Helena, que nunca se dejaba eclipsar, corrió inmediatamente.
-¡Oh, justo iba a comprar ese para mí! -se quejó, arrebatando el bolso de las manos de la empleada. Se volvió hacia Julián, haciendo un puchero-. Jules, cariño, ella sabe que yo quería este.
-Entonces lo tendrás -dijo Julián, sus ojos todavía fijos en mí. Sacó su tarjeta negra-. Dele a la señorita lo que quiera. -Se volvió hacia mí, su voz goteando condescendencia-. Déjale el bolso, Sofía. Es lo menos que puedo hacer por ti, considerando nuestra... historia. Un regalo de despedida.
Encontré su mirada, una sonrisa lenta y fría extendiéndose por mis labios.
-No es necesario -dije, mi voz clara y fuerte-. Sigo siendo la señora Gallegos. Y esta tarjeta -saqué mi propia tarjeta negra idéntica de mi cartera-, sigue muy activa. Me llevaré cinco de ellos. En todos los colores. -Me volví hacia la atónita vendedora-. Y todo lo demás en este exhibidor. Envuélvalo todo.

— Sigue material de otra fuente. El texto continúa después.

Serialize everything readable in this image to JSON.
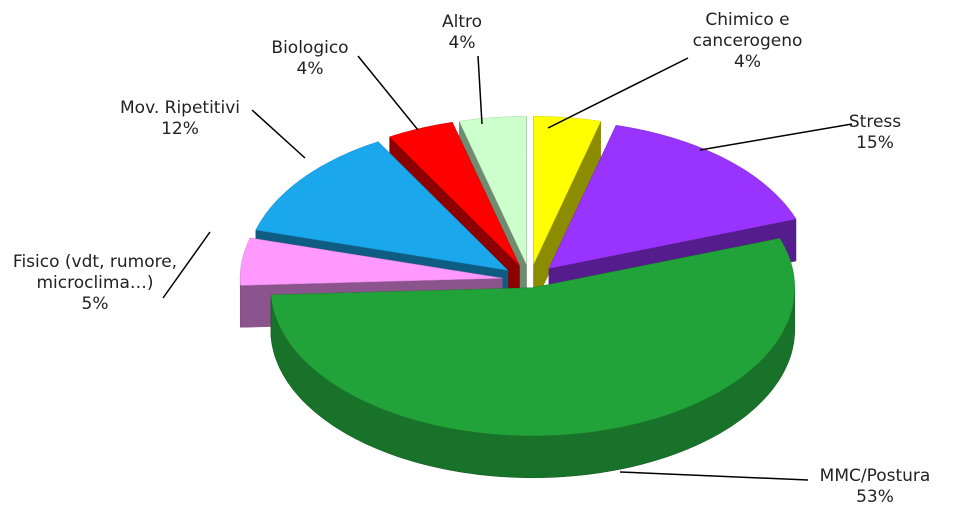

La mandíbula de Helena cayó. El rostro de Julián se endureció, un músculo latiendo en su mandíbula. Odiaba ser desafiado. Odiaba perder el control.
Mientras los empleados se apresuraban a cumplir mi pedido, él se acercó a mí, inclinándose hasta que su rostro estuvo a centímetros del mío.
-¿Crees que esto es un juego? -siseó.
-Creo -dije, mirándolo directamente a los ojos-, que cometiste un error muy grande.
Mi teléfono vibró en mi regazo. Era un mensaje de Ana.
*Enciende las noticias. AHORA.*
Abrí un sitio de noticias en mi teléfono. El titular me golpeó como un puñetazo. Un prominente blog de chismes acababa de publicar un artículo. Mi nombre estaba en el título, junto a las palabras "Subasta Benéfica". La imagen principal era una foto profesional mía en lencería, una foto que solo Julián había visto. El artículo detallaba una subasta secreta y de alto nivel donde hombres ricos podían pujar por mis "efectos personales", incluyendo ropa íntima y fotos privadas. La implicación era clara. Julián no solo se estaba divorciando de mí. Estaba tratando de humillarme públicamente, de vender mi dignidad al mejor postor.